Nulla di fatto anche per “Pasimafi ”
Maxinchieste sulla sanità, i Nas fanno flop tre volte su tre…
E anche la terza maxi inchiesta condotta dai carabinieri del Nas di Parma è finita in un sostanziale nulla di fatto.
Un “triplete” di assoluzioni che dovrebbe far riflettere sul modo con cui vengono spesso condotte le indagini in ambito sanitario. Indagini che spazzano via per sempre eccellenze nel sistema di terapia e cura, causando danni alle collettività difficilmente quantificabili. Ma andiamo con ordine.
La prima indagine flop è “camici sporchi”. A novembre del 2012 i carabinieri arrestano nove cardiologi, fra cui il primario di cardiologia dell’ospedale di Modena, e sequestrano una dozzina di aziende, per la metà straniere, che producevano attrezzature sanitarie. Fra le accuse, peculato, corruzione, falso in atto pubblico, truffa ai danni del Servizio sanitario nazionale e sperimentazioni cliniche senza autorizzazione. Gli inquirenti in conferenza stampa parlano di “indagine sperimentale” e a settembre del 2013 chiedono il rinvio a giudizio per tutti gli indagati.
Dopo un processo durato otto anni, ad aprile del 2021 il giudice assolve tutti.
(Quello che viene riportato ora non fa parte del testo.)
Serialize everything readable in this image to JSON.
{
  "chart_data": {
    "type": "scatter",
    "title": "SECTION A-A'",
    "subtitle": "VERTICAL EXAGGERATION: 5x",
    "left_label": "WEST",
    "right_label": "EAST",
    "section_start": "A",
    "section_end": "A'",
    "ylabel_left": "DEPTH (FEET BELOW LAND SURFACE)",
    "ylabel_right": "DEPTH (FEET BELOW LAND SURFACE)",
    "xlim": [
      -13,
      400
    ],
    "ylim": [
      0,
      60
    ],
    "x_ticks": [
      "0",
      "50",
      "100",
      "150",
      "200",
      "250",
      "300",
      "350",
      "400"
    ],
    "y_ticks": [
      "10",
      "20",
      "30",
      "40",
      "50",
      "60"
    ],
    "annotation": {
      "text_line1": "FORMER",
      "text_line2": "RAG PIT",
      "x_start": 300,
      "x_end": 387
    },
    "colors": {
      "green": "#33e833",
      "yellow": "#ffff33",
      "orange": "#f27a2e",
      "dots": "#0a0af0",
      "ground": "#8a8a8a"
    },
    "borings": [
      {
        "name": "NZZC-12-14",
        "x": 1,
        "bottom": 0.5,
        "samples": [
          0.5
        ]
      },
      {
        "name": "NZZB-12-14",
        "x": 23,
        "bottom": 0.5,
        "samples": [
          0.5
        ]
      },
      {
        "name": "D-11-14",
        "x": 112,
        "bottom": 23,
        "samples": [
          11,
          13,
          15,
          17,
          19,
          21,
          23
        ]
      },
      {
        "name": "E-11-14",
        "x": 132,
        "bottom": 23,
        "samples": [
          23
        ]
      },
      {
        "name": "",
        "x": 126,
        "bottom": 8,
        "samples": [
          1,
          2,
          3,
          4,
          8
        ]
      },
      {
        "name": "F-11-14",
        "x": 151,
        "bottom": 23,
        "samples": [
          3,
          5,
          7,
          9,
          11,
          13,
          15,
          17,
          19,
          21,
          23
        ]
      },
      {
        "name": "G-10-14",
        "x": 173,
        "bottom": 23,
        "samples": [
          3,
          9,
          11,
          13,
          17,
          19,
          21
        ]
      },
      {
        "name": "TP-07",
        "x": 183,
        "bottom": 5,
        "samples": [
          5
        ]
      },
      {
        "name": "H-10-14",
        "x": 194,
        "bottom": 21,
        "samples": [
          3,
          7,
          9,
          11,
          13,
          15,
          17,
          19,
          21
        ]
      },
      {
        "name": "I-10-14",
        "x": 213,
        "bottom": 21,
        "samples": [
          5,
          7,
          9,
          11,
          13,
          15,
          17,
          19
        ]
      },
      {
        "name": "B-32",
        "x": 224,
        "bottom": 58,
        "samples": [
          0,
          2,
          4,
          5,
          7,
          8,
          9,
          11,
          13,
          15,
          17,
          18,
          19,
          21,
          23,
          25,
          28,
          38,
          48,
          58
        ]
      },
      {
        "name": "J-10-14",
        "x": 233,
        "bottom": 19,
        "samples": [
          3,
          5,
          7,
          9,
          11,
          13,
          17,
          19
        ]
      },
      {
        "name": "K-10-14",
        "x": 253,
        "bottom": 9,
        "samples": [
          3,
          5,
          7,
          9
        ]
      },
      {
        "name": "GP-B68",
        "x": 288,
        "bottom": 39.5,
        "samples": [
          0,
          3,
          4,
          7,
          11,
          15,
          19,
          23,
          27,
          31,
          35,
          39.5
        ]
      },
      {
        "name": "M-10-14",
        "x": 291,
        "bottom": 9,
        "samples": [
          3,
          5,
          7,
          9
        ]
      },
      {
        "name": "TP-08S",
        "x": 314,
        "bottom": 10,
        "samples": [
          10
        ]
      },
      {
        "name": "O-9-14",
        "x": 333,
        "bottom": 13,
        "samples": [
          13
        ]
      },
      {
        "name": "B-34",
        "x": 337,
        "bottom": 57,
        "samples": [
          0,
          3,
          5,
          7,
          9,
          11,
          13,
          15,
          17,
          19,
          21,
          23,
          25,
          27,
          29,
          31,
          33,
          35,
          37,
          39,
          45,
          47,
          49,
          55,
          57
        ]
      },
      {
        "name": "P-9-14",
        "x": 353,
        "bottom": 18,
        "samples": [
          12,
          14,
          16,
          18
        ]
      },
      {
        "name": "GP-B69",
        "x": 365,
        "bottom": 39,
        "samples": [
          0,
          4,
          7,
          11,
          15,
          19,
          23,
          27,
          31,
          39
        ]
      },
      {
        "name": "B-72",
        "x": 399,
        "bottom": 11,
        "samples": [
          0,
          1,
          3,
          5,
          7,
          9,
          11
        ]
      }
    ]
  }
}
La seconda indagine fallimentare inizia nel 2014 e ha il nome “Dial…bolik”. Nel mirino del Nas questa volta finisce il centro dialisi di Fornovo in provincia di Parma, uno dei pochi convenzionati con il servizio regionale. Anche in questo caso arresti a pioggia e l’accusa di associazione a delinquere finalizzata alla truffa al servizio sanitario per aver erogato prestazioni mai effettuate. Tutto ovviamente finto. Passano sei anni e, anche in questo caso, a gennaio del 2020 il giudice assolve perché “il fatto non sussiste”.
E veniamo all’ultimo capitolo di questa tragica saga dell’arresto facile. Il nome scelto per la nuova maxi retata del Nas è “Pasimafi”. A finire sotto la scure del capitano Angelo Balletta e del maresciallo Giandomenico Nupieri è il centro del dolore dell’ospedale maggiore di Parma diretto dal professor Guido Fanelli, un luminare nelle cure palliative. Con lui vengono arrestate altre venti persone. Circa cento gli indagati a piedi libero. Per ammanettarli tutti verranno impiegati un migliaio di carabinieri. Le accuse sono sempre le stesse: falso, peculato, corruzione per aver commercializzato farmaci e dispositivi medici senza autorizzazione. L’indagine si avvale dell’utilizzo massiccio di intercettazioni, telecamere spia, cimini assortite. Il pm di Parma Giuseppe Amara, lo stesso che aveva condotto “Dial..bolik”, alla fine del 2018 procede con le richieste di rinvio a giudizio. Passa oltre un anno e, al termine dell’udienza preliminare, arriva però il colpo di scena: il giudice decide di trasferire per competenza territoriale quasi tutta l’inchiesta a Lecco e La Spezia. A Lecco le posizioni di tutti gli indagati sono archiviate “per notizia di reato infondata“.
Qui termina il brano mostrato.